On ne sait toujours pas si bon nombre de ces changements sont provoqués par des variables environnementales extérieures telles que la quantité d’oxygène dans l’eau ou par des changements physiques, comme la maturation sexuelle.
Le problème de grandir dans une eau claire ou trouble est un problème réel pour le cichlidé Blue Lips, en particulier avec l’évolution des écosystèmes dans son habitat africain.
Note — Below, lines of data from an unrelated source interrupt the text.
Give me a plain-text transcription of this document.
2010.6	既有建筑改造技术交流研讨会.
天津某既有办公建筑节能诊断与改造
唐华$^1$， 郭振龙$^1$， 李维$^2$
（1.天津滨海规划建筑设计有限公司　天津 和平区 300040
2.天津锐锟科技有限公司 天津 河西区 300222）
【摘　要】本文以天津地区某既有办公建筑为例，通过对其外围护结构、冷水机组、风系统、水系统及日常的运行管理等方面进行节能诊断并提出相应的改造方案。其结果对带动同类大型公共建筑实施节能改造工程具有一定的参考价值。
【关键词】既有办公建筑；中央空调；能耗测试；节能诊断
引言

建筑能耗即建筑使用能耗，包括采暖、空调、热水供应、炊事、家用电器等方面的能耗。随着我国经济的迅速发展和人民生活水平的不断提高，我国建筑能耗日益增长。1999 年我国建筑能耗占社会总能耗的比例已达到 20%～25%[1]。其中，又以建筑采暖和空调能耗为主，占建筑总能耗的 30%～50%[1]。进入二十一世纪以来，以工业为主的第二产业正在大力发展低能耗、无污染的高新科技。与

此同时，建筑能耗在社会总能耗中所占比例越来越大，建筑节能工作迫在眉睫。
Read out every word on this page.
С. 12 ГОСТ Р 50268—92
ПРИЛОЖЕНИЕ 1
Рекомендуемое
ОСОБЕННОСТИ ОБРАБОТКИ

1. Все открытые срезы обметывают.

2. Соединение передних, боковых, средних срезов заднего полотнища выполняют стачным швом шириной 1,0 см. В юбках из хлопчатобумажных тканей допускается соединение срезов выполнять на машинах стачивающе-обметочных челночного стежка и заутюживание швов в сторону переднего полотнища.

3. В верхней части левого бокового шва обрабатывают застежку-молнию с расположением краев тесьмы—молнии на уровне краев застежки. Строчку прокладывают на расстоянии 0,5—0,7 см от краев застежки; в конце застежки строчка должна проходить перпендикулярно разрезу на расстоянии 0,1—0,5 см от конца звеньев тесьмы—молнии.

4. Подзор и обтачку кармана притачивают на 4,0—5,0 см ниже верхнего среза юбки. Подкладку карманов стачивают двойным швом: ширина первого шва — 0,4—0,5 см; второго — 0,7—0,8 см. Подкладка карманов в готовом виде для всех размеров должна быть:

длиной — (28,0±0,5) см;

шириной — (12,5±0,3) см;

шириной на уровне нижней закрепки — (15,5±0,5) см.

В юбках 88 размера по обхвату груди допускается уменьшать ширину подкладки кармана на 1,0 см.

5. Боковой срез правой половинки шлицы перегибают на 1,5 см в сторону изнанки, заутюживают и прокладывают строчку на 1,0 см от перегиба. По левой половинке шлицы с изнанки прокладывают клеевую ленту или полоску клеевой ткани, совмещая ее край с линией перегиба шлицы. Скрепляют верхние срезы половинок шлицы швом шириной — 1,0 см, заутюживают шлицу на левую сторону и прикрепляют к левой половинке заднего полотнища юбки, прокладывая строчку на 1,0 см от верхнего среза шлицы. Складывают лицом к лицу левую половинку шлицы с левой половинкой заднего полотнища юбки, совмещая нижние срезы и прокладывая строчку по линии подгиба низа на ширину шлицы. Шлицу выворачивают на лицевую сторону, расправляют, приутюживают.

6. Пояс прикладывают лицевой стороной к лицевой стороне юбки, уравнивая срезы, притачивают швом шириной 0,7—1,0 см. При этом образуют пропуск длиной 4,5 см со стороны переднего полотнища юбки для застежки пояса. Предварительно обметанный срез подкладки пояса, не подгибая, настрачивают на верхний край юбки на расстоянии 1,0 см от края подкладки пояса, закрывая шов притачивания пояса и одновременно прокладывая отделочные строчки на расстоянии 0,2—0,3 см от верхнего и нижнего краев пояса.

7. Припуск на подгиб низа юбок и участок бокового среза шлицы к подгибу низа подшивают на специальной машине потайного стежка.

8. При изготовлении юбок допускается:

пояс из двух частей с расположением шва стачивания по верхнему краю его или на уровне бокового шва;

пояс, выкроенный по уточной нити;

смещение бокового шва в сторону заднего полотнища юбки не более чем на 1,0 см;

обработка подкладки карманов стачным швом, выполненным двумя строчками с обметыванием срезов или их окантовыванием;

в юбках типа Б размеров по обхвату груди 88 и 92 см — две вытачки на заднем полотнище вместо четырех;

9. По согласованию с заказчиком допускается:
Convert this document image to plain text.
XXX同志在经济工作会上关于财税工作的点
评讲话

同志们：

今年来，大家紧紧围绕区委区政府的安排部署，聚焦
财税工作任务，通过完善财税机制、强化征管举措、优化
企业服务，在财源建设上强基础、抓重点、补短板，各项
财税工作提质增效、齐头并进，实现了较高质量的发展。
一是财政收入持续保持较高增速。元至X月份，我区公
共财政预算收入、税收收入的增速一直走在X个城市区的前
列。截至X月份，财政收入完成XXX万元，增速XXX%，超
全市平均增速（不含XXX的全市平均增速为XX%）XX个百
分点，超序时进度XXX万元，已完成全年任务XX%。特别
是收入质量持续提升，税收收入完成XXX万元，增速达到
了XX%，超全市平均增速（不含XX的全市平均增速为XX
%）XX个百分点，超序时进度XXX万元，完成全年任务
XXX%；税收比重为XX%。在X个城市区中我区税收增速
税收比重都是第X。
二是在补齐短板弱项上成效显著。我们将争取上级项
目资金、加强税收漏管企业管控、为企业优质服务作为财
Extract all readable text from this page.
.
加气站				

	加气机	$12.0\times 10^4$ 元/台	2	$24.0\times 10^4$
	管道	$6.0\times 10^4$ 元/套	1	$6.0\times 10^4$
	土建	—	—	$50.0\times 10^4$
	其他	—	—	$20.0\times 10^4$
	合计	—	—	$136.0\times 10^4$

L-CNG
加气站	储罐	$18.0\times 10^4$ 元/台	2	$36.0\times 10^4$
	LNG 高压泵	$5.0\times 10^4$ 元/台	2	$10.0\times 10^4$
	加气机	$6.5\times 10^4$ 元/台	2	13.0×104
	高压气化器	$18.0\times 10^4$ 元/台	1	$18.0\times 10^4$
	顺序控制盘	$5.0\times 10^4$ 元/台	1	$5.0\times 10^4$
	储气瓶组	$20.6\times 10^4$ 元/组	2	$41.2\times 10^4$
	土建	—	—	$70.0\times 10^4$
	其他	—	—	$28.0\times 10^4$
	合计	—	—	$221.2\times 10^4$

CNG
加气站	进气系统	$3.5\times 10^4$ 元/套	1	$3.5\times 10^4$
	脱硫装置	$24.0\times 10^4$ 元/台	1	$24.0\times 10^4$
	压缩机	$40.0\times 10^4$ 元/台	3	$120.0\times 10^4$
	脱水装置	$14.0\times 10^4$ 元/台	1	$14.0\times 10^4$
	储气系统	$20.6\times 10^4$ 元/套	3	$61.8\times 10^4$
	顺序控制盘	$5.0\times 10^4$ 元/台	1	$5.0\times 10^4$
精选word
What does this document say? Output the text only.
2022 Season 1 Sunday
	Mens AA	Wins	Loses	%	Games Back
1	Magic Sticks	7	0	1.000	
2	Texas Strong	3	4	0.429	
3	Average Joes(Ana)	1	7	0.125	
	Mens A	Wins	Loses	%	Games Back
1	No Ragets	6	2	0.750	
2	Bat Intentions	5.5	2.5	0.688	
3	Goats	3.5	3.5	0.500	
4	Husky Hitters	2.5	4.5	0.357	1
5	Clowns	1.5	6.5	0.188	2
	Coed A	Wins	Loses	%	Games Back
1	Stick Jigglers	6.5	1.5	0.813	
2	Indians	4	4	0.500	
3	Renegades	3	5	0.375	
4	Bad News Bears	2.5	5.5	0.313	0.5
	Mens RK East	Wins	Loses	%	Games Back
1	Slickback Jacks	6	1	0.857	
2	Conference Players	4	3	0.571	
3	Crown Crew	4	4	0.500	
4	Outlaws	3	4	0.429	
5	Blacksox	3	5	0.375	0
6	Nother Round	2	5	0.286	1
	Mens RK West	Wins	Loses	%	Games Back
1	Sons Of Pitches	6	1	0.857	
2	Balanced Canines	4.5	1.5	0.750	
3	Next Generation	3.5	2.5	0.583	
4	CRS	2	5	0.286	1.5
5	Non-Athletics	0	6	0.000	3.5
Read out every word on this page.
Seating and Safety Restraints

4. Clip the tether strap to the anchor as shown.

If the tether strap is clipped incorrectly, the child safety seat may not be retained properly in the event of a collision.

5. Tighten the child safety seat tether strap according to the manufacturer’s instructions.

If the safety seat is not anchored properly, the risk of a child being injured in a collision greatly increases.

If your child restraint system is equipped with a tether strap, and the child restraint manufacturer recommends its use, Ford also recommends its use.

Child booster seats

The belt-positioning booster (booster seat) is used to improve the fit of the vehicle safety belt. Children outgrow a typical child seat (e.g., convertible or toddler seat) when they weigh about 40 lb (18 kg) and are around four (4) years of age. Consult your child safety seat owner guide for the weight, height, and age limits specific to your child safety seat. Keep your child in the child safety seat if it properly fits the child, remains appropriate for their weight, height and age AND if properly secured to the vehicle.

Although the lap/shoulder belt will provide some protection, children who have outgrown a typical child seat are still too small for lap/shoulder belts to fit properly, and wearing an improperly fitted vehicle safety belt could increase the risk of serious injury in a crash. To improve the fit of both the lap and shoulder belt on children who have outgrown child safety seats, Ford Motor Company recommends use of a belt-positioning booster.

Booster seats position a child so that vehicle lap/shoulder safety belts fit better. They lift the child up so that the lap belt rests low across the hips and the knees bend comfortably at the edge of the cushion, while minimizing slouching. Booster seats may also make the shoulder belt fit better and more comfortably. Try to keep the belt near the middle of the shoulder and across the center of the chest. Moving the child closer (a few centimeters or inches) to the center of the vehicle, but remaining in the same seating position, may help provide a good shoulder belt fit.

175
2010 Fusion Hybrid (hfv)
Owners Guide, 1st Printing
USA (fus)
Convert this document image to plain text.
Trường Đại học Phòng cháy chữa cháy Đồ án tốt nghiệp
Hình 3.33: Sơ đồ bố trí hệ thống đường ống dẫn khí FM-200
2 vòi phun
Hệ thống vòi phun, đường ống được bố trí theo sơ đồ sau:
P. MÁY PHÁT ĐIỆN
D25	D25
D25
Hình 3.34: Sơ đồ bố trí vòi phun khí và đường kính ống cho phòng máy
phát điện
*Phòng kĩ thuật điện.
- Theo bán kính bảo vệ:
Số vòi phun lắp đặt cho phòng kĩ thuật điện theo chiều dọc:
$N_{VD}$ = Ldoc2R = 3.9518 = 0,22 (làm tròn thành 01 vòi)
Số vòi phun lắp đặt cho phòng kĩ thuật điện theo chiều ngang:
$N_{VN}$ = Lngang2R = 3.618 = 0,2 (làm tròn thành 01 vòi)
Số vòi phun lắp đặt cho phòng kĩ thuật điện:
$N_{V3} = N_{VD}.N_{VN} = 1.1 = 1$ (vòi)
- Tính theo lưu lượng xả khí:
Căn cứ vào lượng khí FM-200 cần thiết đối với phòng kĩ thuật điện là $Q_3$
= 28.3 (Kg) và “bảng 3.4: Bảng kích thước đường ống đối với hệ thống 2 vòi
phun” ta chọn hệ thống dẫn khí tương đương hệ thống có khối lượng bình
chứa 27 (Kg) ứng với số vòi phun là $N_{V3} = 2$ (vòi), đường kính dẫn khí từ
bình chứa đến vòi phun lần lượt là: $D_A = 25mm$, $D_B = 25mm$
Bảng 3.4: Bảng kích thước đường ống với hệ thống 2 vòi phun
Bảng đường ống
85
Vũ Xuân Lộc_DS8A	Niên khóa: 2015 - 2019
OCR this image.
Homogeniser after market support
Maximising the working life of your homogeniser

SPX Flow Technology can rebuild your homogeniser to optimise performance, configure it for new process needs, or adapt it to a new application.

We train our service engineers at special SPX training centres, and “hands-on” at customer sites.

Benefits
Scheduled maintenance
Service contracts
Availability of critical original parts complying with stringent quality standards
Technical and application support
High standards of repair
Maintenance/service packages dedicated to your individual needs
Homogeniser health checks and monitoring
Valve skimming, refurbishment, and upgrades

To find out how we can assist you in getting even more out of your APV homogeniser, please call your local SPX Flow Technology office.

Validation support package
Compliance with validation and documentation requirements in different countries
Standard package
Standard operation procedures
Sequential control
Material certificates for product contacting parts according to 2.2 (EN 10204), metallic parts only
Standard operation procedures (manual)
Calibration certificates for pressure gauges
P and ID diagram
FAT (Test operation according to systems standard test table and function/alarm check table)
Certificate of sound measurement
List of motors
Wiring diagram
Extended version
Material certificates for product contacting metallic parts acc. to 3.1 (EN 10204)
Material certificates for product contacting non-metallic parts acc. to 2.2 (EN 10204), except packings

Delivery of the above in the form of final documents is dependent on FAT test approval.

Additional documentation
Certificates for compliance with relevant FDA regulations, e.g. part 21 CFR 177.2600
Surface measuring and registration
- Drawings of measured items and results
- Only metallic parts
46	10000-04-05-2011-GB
La déforestation est l’une des principales causes de la destruction croissante des habitats et de l’obscurité des rivières et des lacs. Lorsque les arbres sont abattus, la stabilité du sol voisin est déracinée, entraînant le dépôt de sédiments dans les systèmes aquatiques voisins, a expliqué Tiarks.
« Chaque fois qu’il y a une tempête, tout le sol, les sédiments et la végétation qui étaient maintenus en place par les arbres ne le sont plus », ont-ils déclaré. « Tout cela finit dans le plan d’eau le plus proche, et cela constitue un facteur de stress direct pour nos sites de terrain et les populations qui y vivent. »
Des études comme celle-ci suggèrent qu’à mesure que les changements environnementaux induits par l’homme continuent de s’aggraver, certaines populations animales comme les poissons pourraient être capables de persister même dans des habitats loin d’être idéaux.
Pour Tiarks, ce phénomène offre un certain espoir que l’influence négative des humains sur l’environnement ne modifie pas autant la vie de toutes les espèces qu’il y paraît actuellement.
« Nous provoquons et conduisons des changements au sein des systèmes de ces poissons », a déclaré Tiarks. « Mais conserver des exemples d’espèces qui peuvent réellement faire face aux changements qui se produisent autour d’elles est un bon rappel de la puissance et de la flexibilité de la nature. »
Suzanne M. Gray de l’Ohio State et Lauren J. Chapman de l’Université McGill en sont les co-auteurs.